Al Quirinale che si era prodigato lo scorso fine settimana per mettere in sicurezza almeno il Recovery il clima è di nuovo preoccupato. Ottenuta una tregua dai due contendenti sul percorso di approvazione dei 209 miliardi europei dai radar nessuna comunicazione arriva sul prosieguo della navigazione. Il timore di Sergio Mattarella, ora, che cresce col passar delle ore, è quello di una crisi al buio, a seguito delle dimissioni ormai scontate delle due ministre di Italia Viva, senza che da Giuseppe Conte arrivi - per ora - alcuna rassicurazione di voler intraprendere un nuovo percorso con chi nel frattempo gli ha staccato la spina. Men che meno Renzi scopre le sue carte.

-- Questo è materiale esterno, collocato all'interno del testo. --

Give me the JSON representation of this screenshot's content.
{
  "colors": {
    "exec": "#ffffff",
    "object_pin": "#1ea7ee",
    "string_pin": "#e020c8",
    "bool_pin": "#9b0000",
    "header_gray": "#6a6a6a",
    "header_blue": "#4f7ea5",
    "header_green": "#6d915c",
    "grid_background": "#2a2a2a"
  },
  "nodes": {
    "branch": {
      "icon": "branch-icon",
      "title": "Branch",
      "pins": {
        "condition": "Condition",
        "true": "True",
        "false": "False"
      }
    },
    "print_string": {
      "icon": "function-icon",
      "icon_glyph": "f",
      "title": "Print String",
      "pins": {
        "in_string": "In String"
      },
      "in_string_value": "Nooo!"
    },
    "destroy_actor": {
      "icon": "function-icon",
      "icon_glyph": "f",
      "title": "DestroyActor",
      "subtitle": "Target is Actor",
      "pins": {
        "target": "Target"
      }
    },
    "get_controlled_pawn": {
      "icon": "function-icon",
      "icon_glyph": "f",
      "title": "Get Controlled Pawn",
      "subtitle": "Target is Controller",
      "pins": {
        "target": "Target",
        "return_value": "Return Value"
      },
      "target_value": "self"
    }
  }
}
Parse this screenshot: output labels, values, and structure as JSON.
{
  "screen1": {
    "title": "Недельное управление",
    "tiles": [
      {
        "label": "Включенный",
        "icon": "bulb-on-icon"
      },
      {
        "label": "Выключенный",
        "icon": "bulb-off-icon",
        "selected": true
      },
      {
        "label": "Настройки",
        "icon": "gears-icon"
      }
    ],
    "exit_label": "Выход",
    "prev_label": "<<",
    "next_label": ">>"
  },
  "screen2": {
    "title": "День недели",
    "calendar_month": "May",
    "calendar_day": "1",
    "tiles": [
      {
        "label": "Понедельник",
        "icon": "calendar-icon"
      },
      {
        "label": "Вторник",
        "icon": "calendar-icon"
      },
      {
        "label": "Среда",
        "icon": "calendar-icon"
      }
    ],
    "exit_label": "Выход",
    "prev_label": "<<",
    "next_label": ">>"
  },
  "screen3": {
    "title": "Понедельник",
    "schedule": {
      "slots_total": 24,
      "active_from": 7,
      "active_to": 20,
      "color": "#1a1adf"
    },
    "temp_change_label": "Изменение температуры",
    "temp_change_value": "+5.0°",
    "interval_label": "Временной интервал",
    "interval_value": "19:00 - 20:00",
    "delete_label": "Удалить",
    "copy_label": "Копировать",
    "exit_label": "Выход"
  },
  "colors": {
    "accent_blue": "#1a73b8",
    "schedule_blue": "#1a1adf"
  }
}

Il contrario di una crisi pilotata insomma, o - se si vuole - l’opposto di quanto auspicato dal capo dello Stato nel messaggio di fine anno: mettere da parte «vantaggi di parte». I «costruttori», per ora, oltre il Recovery non sono disposti ad andare. Ieri, fra l’altro, era il compleanno di Renzi. «Noi vogliamo portare a casa un risultato politico e non le poltrone...», ha spiegato a chi gli faceva gli auguri.
Tuttavia non esistono in politica intese che non si traducano, alla fine, anche in un accordo sugli incarichi. E dunque seguitare a parlare di poltrone, fra accuse e smentite, è come un voler seminare continue mine sul terreno che stanno arando i mediatori. Renzi - si è saputo - ha scelto lo 'stratega' dei dem Goffredo Bettini per far arrivare a Conte 30 punti programmatici. Un percorso in salita quand’anche ci fosse la volontà comune di venirne a capo, che in queste ore proprio non si vede. Il Piano di rilancio, indubbiamente, rappresenta la partita più corposa. Ma i renziani ci tenevano a far sapere di non aver avuto «al momento» alcuna risposta da Conte «su nessuno dei nodi politici, dal Mes alla giustizia ai servizi segreti», Insomma, non c’è l’intesa e al momento nemmeno dialogo vero. «Che percentuale darebbe all’ipotesi che l’attuale governo vada avanti?», chiedevano ad Andrea Marcucci: «Bassa, sotto al 10% - è la risposta -. Si potrebbe fare un rimpasto, sia esso un Conte-bis con un rimpasto o un Conte-ter», si tiene largo il capogruppo del Pd al Senato. Per Bettini, che parla ancora di una crisi «breve e gestibile», non sarebbe nemmeno «eresia» guardare ai moderati di Forza Italia. In realtà tanto i mediatori del Pd, quanto sul Colle, si vedrebbero più rassicurati da un ingresso nel governo dei leader 'politici', Andrea Orlando, numero due del Pd e - soprattutto - lo stesso Renzi, per Iv, agli Esteri, che era l’ipotesi iniziale. Sarebbe il segnale che l’intesa c’è, chiara e di legislatura. Uno scenario, al momento, ancora molto lontano, su cui pochi sono ancora disposti a scommettere.